SF | O Conde Lotrak, o Capitão Busto, o Anjo Turbolev, o Cardeal Sacamuelas, os cataplasmas scaravelhos e os morcegos esparadrapos. A sua poesia parece ser palco de uma permanente e furiosa metamorfose de seres e palavras-seres. De onde vem esse teatro frenético?

ZS | O teatro frenético do Zuca provém de uma percepção instintiva do processo de espiralação expansiva do cosmos que vem se acelerando e provocando uma transformação de vertiginosa rapidez de nosso mundo atual, tanto no meio ambiente quanto na humanidade de que o progresso técnico-científico não pode mais ser acompanhado nem controlado por ninguém.
Não há tempo sequer pra se pensar no que está acontecendo, porque quando acabarmos de pensar sobre tal coisa, tal coisa já se transformou completamente e sumiu. Isso é um problema para cultura, que está acostumada a se formar sobre um conjunto de dados. Se estes dados rapidamente se transformam ou desaparecem, substituídos por novos dados, onde vamos assentar nossos conhecimentos ? Estamos sentados num barril rolante, cheio talvez de pólvora, num mundo em permanente e furiosa metamorfose, que se reflete na minha poesia… Com a aceleração, as sucessivas etapas do tempo tendem a se confundir num Presente Contínuo, o Plistoceno, Roma de Nero, Napoleáo, a Segunda Grande Guerra vão sendo comprimidos juntos, de modo que o Conde Lotrak, o Capitão Busto, a Deusa Ishtar, o Anjo Turbolev convivem no mesmo palco de circo.

SF | Afinal de contas, o senhor é desenhista, poeta, trapezista ou diretor de circo?

ZS | Acho que eu não saberia exatamente responder… Em todo o caso, a mim me parece que o desenhista é trapezista, e o poeta é diretor de circo. Dada a fulminante velocidade de transformação do mundo contemporâneo, uma única voz não pode mais dar conta do recado. O poeta tem de se multiplicar em vários personagens e criar um circo de que ele é um diretor que tem de lidar com uma trupe sumamente rebelde e imprevista, seus atores-personagens são capazes de mudar o enredo a qualquer momento, sem darem maiores explicações. O circo da vida não faz outra coisa. E entra assim o enredo e a narrativa na poesia. Mas a prosa tem uma narrativa explícita e direcionada, ao passo que a narrativa poética é implícita e, por vezes, caótica. Mais chegada ao circo, com sua orquestra aprontando música de fundo, às vezes, com o apoio do órgão de Baco. A rainha toca pratos, e o Rei assovia …

SF | A era da comunicação virtual é hostil ou pode favorecer à poesia?

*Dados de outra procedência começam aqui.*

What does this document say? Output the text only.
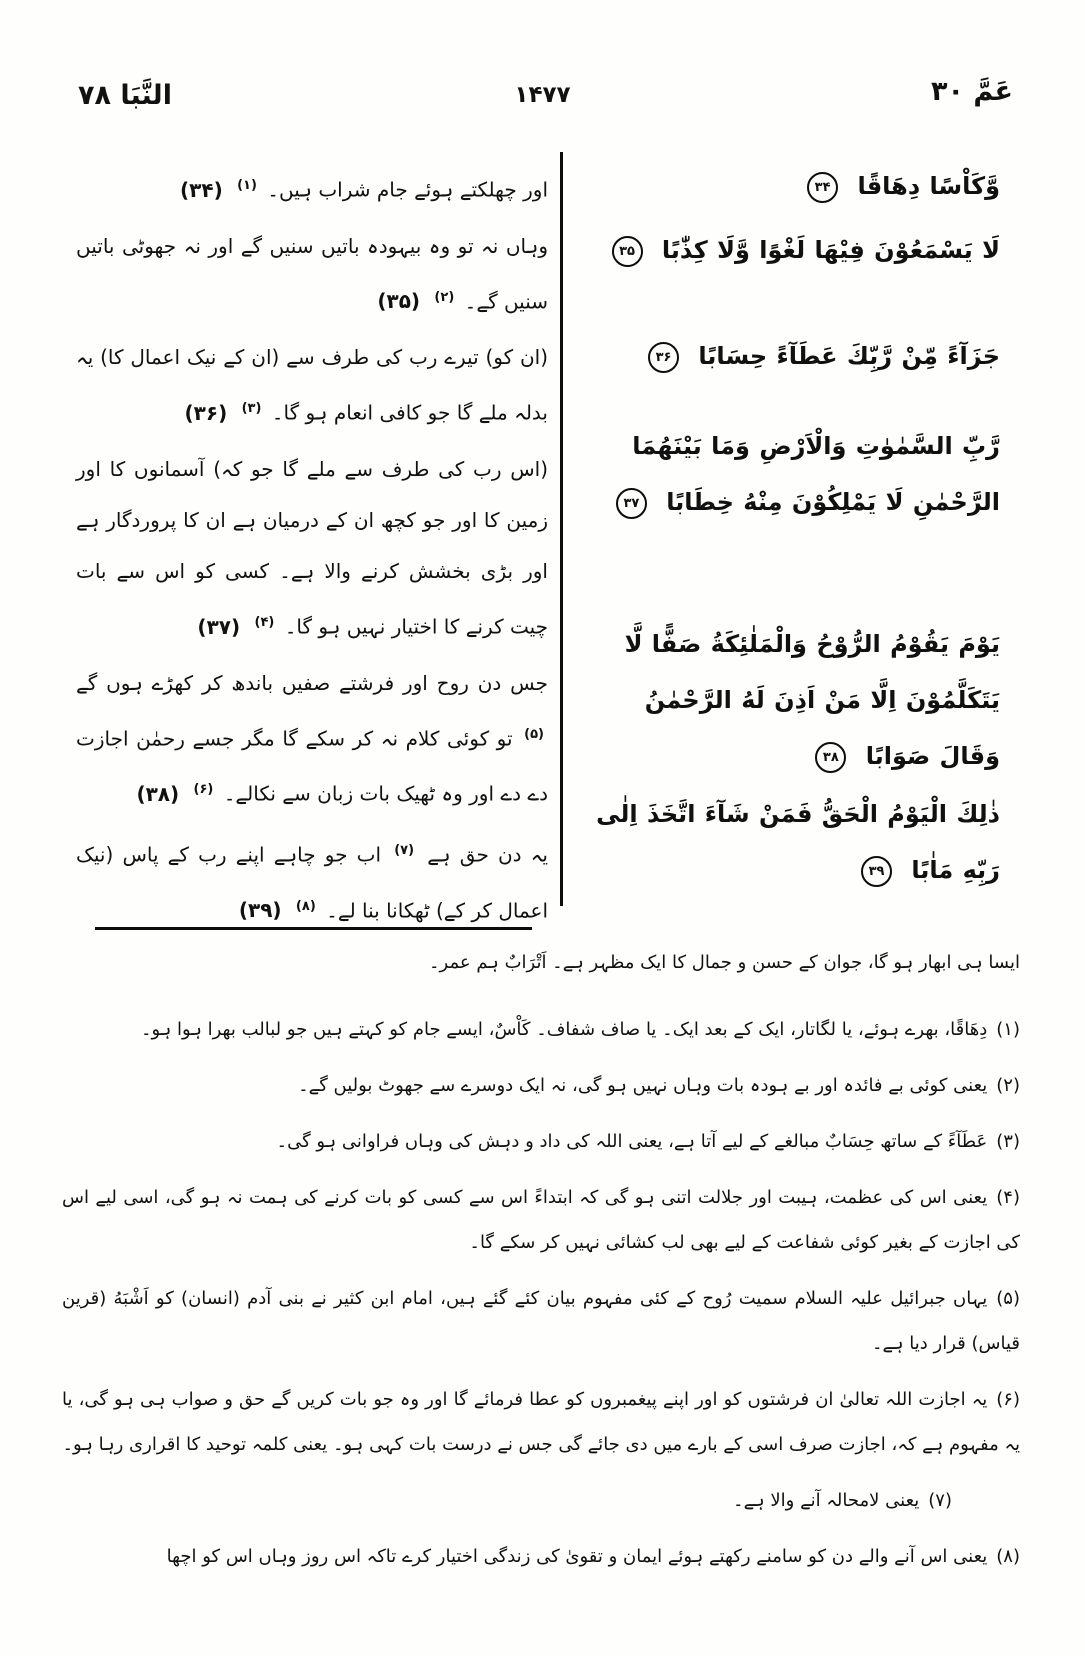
النَّبَا ۷۸	۱۴۷۷	عَمَّ ۳۰
وَّكَاْسًا دِهَاقًا ۳۴
لَا يَسْمَعُوْنَ فِيْهَا لَغْوًا وَّلَا كِذّٰبًا ۳۵
جَزَآءً مِّنْ رَّبِّكَ عَطَآءً حِسَابًا ۳۶
رَّبِّ السَّمٰوٰتِ وَالْاَرْضِ وَمَا بَيْنَهُمَا الرَّحْمٰنِ لَا يَمْلِكُوْنَ مِنْهُ خِطَابًا ۳۷
يَوْمَ يَقُوْمُ الرُّوْحُ وَالْمَلٰئِكَةُ صَفًّا لَّا يَتَكَلَّمُوْنَ اِلَّا مَنْ اَذِنَ لَهُ الرَّحْمٰنُ وَقَالَ صَوَابًا ۳۸
ذٰلِكَ الْيَوْمُ الْحَقُّ فَمَنْ شَآءَ اتَّخَذَ اِلٰى رَبِّهِ مَاٰبًا ۳۹

اور چھلکتے ہوئے جام شراب ہیں۔ $^{(۱)}$ (۳۴)

وہاں نہ تو وہ بیہودہ باتیں سنیں گے اور نہ جھوٹی باتیں سنیں گے۔ $^{(۲)}$ (۳۵)

(ان کو) تیرے رب کی طرف سے (ان کے نیک اعمال کا) یہ بدلہ ملے گا جو کافی انعام ہو گا۔ $^{(۳)}$ (۳۶)

(اس رب کی طرف سے ملے گا جو کہ) آسمانوں کا اور زمین کا اور جو کچھ ان کے درمیان ہے ان کا پروردگار ہے اور بڑی بخشش کرنے والا ہے۔ کسی کو اس سے بات چیت کرنے کا اختیار نہیں ہو گا۔ $^{(۴)}$ (۳۷)

جس دن روح اور فرشتے صفیں باندھ کر کھڑے ہوں گے $^{(۵)}$ تو کوئی کلام نہ کر سکے گا مگر جسے رحمٰن اجازت دے دے اور وہ ٹھیک بات زبان سے نکالے۔ $^{(۶)}$ (۳۸)

یہ دن حق ہے $^{(۷)}$ اب جو چاہے اپنے رب کے پاس (نیک اعمال کر کے) ٹھکانا بنا لے۔ $^{(۸)}$ (۳۹)

ایسا ہی ابھار ہو گا، جوان کے حسن و جمال کا ایک مظہر ہے۔ اَتْرَابٌ ہم عمر۔
(۱)دِهَاقًا، بھرے ہوئے، یا لگاتار، ایک کے بعد ایک۔ یا صاف شفاف۔ كَاْسٌ، ایسے جام کو کہتے ہیں جو لبالب بھرا ہوا ہو۔
(۲)یعنی کوئی بے فائدہ اور بے ہودہ بات وہاں نہیں ہو گی، نہ ایک دوسرے سے جھوٹ بولیں گے۔
(۳)عَطَآءً کے ساتھ حِسَابٌ مبالغے کے لیے آتا ہے، یعنی اللہ کی داد و دہش کی وہاں فراوانی ہو گی۔
(۴)یعنی اس کی عظمت، ہیبت اور جلالت اتنی ہو گی کہ ابتداءً اس سے کسی کو بات کرنے کی ہمت نہ ہو گی، اسی لیے اس کی اجازت کے بغیر کوئی شفاعت کے لیے بھی لب کشائی نہیں کر سکے گا۔
(۵)یہاں جبرائیل علیہ السلام سمیت رُوح کے کئی مفہوم بیان کئے گئے ہیں، امام ابن کثیر نے بنی آدم (انسان) کو اَشْبَهُ (قرین قیاس) قرار دیا ہے۔
(۶)یہ اجازت اللہ تعالیٰ ان فرشتوں کو اور اپنے پیغمبروں کو عطا فرمائے گا اور وہ جو بات کریں گے حق و صواب ہی ہو گی، یا یہ مفہوم ہے کہ، اجازت صرف اسی کے بارے میں دی جائے گی جس نے درست بات کہی ہو۔ یعنی کلمہ توحید کا اقراری رہا ہو۔
(۷)یعنی لامحالہ آنے والا ہے۔
(۸)یعنی اس آنے والے دن کو سامنے رکھتے ہوئے ایمان و تقویٰ کی زندگی اختیار کرے تاکہ اس روز وہاں اس کو اچھا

ZS | A era da comunicação virtual é decididamente a favor da poesia. A própria linguagem geral da correspondência eletrônica tende, pela sua radical abreviação sintática e velocidade de respostas, a uma escrita poética.
Enquanto a prosa se derrama em circunlóquios, a poesia, utilizando qualidades de sonoridade da palavra, e espacialidade do texto impresso, tende à brevidade, o que a viabiliza ampla difusão pela web, numa folha virtual, ou também, com fácil inclusão num texto mínimo de correspondência. Coisa impossível de se fazer com um romance, com suas centenas de páginas. A poesia ganha assim, com destinações imprevistas, intermináveis ciclos de difusão.




[Correio Braziliense. Brasília, sábado, 12 de outubro de 2013.]